Catherine, c’est le monde post-contemporain à l’oeuvre. Avec elle son cortège de beauté esthétique, de figures mouvantes, de monde instable, de mort et de dérèglement des sentiments que l’on appelle révolution sexuelle.

II. La fin d’un monde : la dialectique de la vie et de la mort

On oublie souvent de regarder ce film comme une fresque décrivant un monde qui se meurt, et un autre qui naît. Le sentiment de modernité nous revient toujours, alors que l’écran déroule une longue tragédie entre la France et l’Allemagne. Deux hommes, de deux nationalités se battent pour une femme. Ce ton léger du tourbillon, c’est aussi le calme avant la tempête.

JJ

Il s’agit d’un moment de vérité entre deux guerres mondiales. Le corps calciné de Cathernine et Jim sont comme les charniers de l’horreur. Ce tourbillon qui emporte les nations par deux fois est un peu comme cet esprit que décrit Stefan Sweig dans Le monde d’hier. Souvenirs d’un européen (1941). Cet esprit cosmopolite dont parle Sweig dans ses souvenirs c’est un l’ambiance de Jules et Jim. Ce désastre dont il parle, c’est un peu la mort de nos protagonistes. Il y a quelque chose d’inéluctable dans ce film, et de misérable.

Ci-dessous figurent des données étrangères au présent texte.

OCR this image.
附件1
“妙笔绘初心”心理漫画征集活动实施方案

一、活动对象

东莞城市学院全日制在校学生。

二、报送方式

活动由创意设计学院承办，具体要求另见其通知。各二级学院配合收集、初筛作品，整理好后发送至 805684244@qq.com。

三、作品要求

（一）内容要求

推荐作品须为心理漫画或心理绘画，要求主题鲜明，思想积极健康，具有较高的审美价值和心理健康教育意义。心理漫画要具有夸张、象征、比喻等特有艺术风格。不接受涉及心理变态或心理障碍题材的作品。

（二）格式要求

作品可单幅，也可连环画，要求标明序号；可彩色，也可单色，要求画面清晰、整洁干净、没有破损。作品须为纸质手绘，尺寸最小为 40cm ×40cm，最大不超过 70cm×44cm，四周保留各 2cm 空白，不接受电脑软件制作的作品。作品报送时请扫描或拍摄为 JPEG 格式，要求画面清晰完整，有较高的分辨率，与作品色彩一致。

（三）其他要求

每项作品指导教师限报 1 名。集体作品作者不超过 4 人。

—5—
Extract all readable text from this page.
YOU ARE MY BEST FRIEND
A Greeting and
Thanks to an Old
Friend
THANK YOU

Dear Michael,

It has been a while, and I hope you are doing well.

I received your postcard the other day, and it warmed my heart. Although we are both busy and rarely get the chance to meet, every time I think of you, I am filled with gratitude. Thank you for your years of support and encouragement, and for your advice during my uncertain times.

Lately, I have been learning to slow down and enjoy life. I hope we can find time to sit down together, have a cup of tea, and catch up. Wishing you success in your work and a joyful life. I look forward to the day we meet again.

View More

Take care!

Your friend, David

C’est un film qui ne rend pas triste, mais qui ne rend pas heureux. C’est un film sur la révolution sexuelle, mais seulement. Il s’agit d’une femme, Jeanne Moreau. D’une époque, celle de la mort d’une époque oisive. D’un certain ordre, celui de l’homme face à la femme. D’une vérité, celle de l’amour dévoilé. D’un rien romantique, en fait non. Sauf à voir la mort dans la vie.